Wilkinson (§66.6.1, ch. 51, and passim in chs. 16–19) places this work at the centre of the late-Qiánlóng campaign-history corpus and as the principal Chinese-language documentary record for the destruction of the Dzungars and the conquest of Xīnjiāng. The work was begun under the Fānglüè guǎn 方略館 (the permanent Campaign History Office established adjacent to the Junjīchù in 1749) immediately after the close of the operations, and went through three editions before its 1770 imperial preface. The Sìkù edition is the master version. Fù Héng’s nominal lead obscures a large staff including Liú Tǒngxūn 劉統勛, Yú Mǐnzhōng 于敏中 (later author of KR2c0014), Lǐ Bāo 來保 (compiler of KR2c0011), and several dozen drafters from the Hànlín, the Bīngbù, and the Mongolian Affairs Court (Lǐfān yuàn 理藩院). The work draws on Manchu and Chinese memorials, Junjīchù archives, dispatches translated from Mongolian, and the personal records of Qiánlóng. Modern scholarship (Perdue 2005, Millward 1998, Newby 2005) has used the work as the principal Chinese narrative source for the operations, while flagging — as for all fānglüè — its characteristic editorial inflations and silences.
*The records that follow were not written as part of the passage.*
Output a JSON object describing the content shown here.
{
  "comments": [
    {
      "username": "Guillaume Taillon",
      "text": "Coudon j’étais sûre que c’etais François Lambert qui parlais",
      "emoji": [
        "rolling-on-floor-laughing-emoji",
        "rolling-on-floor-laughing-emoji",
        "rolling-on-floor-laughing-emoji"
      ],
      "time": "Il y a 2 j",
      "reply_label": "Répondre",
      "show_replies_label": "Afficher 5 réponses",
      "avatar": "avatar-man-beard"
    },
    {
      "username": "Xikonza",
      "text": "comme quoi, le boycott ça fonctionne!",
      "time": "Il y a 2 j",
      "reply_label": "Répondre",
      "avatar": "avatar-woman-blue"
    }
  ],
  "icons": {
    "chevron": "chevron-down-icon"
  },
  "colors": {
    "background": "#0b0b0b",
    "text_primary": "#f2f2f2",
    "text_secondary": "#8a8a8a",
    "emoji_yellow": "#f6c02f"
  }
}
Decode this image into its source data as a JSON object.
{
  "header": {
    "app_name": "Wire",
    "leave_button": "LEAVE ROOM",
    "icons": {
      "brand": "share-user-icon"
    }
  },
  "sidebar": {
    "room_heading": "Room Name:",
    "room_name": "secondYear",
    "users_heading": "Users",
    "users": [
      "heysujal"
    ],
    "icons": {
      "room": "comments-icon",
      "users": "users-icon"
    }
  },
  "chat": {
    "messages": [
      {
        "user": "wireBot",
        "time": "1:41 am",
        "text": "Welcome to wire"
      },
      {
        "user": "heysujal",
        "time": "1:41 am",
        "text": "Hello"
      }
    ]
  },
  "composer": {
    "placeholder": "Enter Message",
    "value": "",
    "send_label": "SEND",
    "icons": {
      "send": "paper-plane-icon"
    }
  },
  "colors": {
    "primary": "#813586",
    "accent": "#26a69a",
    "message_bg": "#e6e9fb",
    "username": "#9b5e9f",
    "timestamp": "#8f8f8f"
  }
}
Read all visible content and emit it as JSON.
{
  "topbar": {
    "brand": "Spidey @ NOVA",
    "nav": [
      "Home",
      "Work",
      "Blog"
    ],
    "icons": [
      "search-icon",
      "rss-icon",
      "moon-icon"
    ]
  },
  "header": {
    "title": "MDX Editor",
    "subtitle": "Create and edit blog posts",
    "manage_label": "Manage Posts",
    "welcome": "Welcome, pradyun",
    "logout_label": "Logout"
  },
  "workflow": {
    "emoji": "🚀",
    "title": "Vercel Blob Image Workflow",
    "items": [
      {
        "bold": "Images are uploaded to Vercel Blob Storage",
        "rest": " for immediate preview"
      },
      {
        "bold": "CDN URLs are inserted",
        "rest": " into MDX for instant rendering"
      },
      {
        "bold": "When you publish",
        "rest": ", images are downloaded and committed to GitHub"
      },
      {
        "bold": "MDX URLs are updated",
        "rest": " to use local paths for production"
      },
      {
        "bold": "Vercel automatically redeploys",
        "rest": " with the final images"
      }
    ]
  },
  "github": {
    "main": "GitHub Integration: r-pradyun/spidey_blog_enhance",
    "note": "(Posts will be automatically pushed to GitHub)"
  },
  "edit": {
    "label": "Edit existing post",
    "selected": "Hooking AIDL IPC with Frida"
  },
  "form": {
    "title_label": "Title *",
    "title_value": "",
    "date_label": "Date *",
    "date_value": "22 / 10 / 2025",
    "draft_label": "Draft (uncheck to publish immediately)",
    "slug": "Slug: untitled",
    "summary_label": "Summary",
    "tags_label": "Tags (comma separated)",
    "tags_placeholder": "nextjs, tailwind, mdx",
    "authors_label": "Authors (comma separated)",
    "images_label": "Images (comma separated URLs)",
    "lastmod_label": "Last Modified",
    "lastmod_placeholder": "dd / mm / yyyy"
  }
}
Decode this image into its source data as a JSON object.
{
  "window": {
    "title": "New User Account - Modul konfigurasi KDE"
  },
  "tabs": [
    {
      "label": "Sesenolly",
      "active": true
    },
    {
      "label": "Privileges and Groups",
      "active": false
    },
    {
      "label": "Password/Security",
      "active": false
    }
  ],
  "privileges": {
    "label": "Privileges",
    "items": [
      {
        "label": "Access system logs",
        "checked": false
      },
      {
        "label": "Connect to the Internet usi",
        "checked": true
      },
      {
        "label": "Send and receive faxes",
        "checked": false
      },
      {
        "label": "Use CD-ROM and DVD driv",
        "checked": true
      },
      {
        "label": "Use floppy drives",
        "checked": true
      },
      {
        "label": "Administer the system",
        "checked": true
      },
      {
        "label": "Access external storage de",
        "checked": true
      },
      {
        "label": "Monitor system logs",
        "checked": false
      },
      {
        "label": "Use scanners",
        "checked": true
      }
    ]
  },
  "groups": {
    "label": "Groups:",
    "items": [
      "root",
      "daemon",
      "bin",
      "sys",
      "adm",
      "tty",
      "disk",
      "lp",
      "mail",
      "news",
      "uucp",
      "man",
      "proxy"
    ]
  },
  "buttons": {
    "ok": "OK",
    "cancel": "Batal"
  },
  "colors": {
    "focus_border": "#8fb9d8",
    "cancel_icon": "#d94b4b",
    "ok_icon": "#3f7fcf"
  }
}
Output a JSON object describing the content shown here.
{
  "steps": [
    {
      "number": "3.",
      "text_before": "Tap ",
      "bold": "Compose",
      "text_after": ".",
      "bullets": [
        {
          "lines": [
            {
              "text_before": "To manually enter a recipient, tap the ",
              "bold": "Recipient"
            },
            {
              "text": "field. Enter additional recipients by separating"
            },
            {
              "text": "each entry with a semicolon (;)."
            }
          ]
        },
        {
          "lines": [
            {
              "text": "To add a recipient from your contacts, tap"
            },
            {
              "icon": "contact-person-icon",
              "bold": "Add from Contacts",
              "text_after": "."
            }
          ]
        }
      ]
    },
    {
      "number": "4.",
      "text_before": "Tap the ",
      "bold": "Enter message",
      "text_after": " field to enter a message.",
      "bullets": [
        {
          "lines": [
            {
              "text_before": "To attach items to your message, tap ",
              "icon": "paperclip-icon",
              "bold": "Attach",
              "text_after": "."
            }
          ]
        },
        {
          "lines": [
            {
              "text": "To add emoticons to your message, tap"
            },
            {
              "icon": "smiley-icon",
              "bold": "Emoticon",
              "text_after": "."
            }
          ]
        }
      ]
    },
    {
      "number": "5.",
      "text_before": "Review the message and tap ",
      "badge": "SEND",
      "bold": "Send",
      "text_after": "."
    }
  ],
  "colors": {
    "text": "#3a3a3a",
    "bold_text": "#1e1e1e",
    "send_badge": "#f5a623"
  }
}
In the Sìkù its 173 juǎn make it the largest single work in the jìshì běnmò division.

Translations and research

  • Perdue, Peter C. 2005. China Marches West: The Qing Conquest of Central Eurasia. Cambridge MA: Belknap. The standard English-language synthesis of the conquest, drawing extensively on the Píngdìng zhǔn’gā’ěr fānglüè together with the surviving Manchu and Mongolian archival record.
  • Millward, James A. 1998. Beyond the Pass: Economy, Ethnicity, and Empire in Qing Central Asia, 1759–1864. Stanford: Stanford University Press. (Uses the Xù biān extensively for the Tarim Basin operations.)
  • Newby, L. J. 2005. The Empire and the Khanate: A Political History of Qing Relations with Khoqand c. 1760–1860. Leiden: Brill.
  • Hummel, Eminent Chinese of the Ch’ing Period, biographies of Fù Héng, Zhāo Huì 兆惠, Bandi 班第, and Yú Mǐnzhōng.
  • Yáo Jìróng 姚繼榮. 2002. Qīngdài fānglüè biānzuǎn yánjiū 清代方略編纂研究. Tianjin guji.
  • Wilkinson, Chinese History, §66.6.1.

Other points of interest

The work’s Qián biān — its retrospective treatment of pre-1755 Qing-Oirat relations — has been used as the principal Chinese-source companion to Wēn Dá’s Shuòmò fānglüè (KR2c0010) for the Galdan campaigns: it preserves Qiánlóng-era reframings of the Kāngxī-era materials that are not present in the earlier fānglüè. Fù Héng’s death from Burma-campaign malaria in summer 1770 — only weeks after the imperial preface was issued — gave the project an inadvertent commemorative tone.